Şafak Sezer’in tavrı Gezi eylemini güçlendiriyor

ŞAFAK Sezer’i yakından tanımam.

Yıllarca önce, galiba 1996’da Kanal D’de yöneticilik yaptığım sırada Gani Müjde getirmişti bir kez.

“İleride çok büyük oyuncu, komedyen olacak” diye tanıştırmıştı.

İlk ve son görüşümdür herhalde.

Büyük oyuncu, büyük komedyen oldu mu onu da bilmiyorum. Değerlendirme yetkisinde değilim.

Şahsen çok beğendiğim biri de asla olmadı. Hatta biraz kaba saba, biraz nadan bulmuşumdur hep.

Ama son günlerde Şafak Sezer’e bazıları çok kızıyor. Hem Gezi eylemine destek verdi, hem de Başbakan’a gidip özür diledi diye.

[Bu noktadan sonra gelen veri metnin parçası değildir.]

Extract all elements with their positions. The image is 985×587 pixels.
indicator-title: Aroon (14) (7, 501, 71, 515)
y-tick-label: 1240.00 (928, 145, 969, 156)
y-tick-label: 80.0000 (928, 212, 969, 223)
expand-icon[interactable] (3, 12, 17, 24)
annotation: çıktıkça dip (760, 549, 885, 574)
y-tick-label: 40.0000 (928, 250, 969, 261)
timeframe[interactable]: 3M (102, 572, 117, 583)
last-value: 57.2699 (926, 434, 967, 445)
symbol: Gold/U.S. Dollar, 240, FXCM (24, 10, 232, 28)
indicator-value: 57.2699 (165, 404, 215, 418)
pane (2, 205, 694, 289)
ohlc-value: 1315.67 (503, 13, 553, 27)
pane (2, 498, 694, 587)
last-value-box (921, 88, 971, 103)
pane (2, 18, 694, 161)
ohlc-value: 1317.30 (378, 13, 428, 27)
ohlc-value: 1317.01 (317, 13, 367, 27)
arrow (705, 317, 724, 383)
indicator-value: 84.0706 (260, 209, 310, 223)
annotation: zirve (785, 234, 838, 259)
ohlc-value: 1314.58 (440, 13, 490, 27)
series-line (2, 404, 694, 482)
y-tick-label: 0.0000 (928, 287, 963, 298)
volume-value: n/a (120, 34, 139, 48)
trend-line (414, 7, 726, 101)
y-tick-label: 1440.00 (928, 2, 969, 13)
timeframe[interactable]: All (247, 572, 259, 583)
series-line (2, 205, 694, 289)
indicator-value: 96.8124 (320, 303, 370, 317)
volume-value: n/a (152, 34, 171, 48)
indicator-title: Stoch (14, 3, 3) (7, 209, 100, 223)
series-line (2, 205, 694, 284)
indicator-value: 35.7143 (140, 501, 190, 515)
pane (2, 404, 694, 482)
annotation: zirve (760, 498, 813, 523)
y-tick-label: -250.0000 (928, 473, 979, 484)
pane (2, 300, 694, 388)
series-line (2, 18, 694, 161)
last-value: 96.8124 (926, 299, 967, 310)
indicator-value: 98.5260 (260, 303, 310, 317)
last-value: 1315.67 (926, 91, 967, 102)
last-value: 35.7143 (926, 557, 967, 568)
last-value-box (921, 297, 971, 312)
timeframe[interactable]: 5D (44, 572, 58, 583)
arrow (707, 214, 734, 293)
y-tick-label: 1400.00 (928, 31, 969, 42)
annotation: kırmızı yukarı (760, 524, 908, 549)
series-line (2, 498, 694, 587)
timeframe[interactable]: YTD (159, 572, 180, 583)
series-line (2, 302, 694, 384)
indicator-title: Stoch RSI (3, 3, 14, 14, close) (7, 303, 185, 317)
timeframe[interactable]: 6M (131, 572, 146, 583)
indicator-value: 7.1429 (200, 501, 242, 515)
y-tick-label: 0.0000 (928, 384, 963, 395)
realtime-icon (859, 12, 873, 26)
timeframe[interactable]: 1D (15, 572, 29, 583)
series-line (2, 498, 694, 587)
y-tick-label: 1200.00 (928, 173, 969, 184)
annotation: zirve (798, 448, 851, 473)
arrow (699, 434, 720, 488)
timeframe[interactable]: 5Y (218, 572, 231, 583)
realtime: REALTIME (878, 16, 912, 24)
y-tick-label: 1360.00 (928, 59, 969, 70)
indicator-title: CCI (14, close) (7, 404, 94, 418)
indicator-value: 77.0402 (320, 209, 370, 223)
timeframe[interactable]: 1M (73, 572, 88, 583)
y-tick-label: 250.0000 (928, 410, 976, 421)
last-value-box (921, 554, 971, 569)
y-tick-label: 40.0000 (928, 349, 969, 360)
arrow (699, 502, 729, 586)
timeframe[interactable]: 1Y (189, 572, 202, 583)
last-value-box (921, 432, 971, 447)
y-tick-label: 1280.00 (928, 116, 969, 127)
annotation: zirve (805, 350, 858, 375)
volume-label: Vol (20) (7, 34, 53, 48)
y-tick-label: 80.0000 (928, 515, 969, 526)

Oysa bunda hiç garip bir şey yok.

Başbakan’la yaptığım ve çokça eleştirilen programda Başbakan Erdoğan’a, “Gezi eylemine katılanlar arasında sizi seven, size destek veren insanlar da var” demiştim.

Kastettiğim de tam buydu.

Şafak Sezer gibiler.

Başbakan’ı ve partisini desteklemesine, sempati duymasına rağmen çevre duyarlılığı başta olmak üzere sayısız nedenle Gezi eylemine destek verenler oldu, katılanlar oldu.

Şafak Sezer’in tavrı Gezi eylemine darbe vurmaz. Tam aksine, Gezi eyleminin gerçek amacını güçlendirir.

NE ZAMAN ADAM OLURUZ?
Doyduğumuz yerde doğduğumuz yeri unutmadığımız zaman.